Tightness or spasms of the neck or upper back muscles

You may also experience other symptoms, such as:

Numbness and/or tingling

Headaches

Dizziness

Nausea

Blurred vision

Ringing in the ears or blurred vision

Difficulty concentrating or remembering

Irritability, sleep disturbances, fatigue

Pain can start immediately, or it can develop days, weeks, and sometimes even months after the accident. Some people only have a little pain, but some experience a lot. Traditionally, it was believed that most people with whiplash recover fully. We now know that a significant number of whiplash injuries fail to improve without further intervention.

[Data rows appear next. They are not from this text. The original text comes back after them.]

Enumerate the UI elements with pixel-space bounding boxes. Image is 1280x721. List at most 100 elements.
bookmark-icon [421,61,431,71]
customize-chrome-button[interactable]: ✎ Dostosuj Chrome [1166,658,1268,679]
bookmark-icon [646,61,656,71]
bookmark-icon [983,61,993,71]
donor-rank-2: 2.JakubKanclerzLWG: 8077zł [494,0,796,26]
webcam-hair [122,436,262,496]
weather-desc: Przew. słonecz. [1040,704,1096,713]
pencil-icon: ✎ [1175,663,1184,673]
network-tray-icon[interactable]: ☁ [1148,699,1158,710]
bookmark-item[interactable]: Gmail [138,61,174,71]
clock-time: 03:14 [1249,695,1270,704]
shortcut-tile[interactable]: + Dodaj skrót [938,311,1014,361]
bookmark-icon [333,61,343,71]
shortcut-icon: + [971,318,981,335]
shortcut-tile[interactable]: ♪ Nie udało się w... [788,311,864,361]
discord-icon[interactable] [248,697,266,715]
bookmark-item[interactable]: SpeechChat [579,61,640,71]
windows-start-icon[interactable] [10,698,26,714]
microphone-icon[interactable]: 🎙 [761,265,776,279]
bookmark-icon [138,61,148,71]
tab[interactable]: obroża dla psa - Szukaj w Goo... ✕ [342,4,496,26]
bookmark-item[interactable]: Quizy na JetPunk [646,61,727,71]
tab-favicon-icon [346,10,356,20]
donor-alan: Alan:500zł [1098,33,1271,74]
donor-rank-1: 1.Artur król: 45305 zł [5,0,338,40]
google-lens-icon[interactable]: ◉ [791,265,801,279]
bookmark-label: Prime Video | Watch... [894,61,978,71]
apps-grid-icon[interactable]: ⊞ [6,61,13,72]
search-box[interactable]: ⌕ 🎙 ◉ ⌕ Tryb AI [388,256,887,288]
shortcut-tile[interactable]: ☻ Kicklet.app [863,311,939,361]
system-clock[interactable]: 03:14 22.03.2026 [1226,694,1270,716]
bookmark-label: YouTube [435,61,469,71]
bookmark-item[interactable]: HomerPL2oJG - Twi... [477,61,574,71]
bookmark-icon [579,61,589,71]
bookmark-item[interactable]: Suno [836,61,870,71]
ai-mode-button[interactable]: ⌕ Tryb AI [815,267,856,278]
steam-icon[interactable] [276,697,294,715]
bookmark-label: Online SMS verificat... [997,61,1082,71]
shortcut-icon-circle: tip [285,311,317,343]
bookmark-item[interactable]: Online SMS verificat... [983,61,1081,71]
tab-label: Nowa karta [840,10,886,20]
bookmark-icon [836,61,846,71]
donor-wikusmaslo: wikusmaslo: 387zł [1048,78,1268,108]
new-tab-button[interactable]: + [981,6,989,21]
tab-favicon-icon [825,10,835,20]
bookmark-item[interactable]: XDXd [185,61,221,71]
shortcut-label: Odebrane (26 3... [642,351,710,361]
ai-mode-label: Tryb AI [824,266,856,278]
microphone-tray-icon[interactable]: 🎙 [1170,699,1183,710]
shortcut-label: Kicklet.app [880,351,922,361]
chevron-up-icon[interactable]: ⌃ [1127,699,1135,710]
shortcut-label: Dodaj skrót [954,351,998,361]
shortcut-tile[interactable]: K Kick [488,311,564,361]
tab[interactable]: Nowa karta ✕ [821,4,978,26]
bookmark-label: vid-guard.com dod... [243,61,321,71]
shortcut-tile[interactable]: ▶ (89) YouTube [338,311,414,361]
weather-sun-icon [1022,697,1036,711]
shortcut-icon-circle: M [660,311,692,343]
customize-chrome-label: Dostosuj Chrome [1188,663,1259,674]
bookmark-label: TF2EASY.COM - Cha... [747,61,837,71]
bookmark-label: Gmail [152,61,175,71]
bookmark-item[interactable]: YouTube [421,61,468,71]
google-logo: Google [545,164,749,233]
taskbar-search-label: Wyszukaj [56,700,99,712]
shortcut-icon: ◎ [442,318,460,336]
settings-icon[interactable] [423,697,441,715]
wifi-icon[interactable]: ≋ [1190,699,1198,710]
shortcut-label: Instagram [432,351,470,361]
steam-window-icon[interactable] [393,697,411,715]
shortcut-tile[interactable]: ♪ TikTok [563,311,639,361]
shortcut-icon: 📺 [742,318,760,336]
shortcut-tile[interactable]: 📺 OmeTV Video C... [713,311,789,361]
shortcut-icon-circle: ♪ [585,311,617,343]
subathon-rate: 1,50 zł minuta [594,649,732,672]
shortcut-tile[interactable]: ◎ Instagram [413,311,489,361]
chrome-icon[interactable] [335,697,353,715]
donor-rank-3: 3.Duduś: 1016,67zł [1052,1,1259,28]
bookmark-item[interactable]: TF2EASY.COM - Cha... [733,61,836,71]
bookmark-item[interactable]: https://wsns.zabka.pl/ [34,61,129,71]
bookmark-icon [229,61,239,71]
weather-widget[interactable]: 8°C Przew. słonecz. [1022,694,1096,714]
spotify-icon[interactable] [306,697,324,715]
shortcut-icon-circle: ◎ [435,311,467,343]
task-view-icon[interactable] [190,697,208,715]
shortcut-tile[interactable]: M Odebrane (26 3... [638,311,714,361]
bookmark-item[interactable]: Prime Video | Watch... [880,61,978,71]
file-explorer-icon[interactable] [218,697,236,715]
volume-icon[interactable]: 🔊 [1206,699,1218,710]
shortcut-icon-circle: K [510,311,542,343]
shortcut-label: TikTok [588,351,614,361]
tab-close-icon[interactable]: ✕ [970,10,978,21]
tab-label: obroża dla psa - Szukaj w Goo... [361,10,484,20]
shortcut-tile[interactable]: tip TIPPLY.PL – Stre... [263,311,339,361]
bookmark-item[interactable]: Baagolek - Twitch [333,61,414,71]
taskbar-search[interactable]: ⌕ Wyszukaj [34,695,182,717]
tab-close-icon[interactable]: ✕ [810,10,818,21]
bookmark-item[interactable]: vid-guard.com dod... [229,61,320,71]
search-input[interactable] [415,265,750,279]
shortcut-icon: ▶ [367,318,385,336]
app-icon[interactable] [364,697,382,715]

INTERVENTIONAL PAIN TREATMENT OPTIONS


Although whiplash pain and symptoms usually resolve in 6 to 8 weeks, if pain persists or worsens, interventional pain treatments are considered. Cervical medial branch nerve block steroid injection treats facet joint-related pain. Cervical facet joints may be sprained or damaged in much the same way other joints are injured in a high velocity “stop and go” movement.

Cervical epidural steroid injections treat pain secondary to a disc disorder / pinched nerve.

Your physician may perform electromyography (EMG), nerve conduction study (NCT), and MRI to confirm the cause of pain. Electromyography measures electrical activity in muscles. A nerve conduction test (NCT) to studies nerve function.

If pain returns after a cervical medial branch block, then a radiofrequency ablation of these nerves can be considered for longer term relief.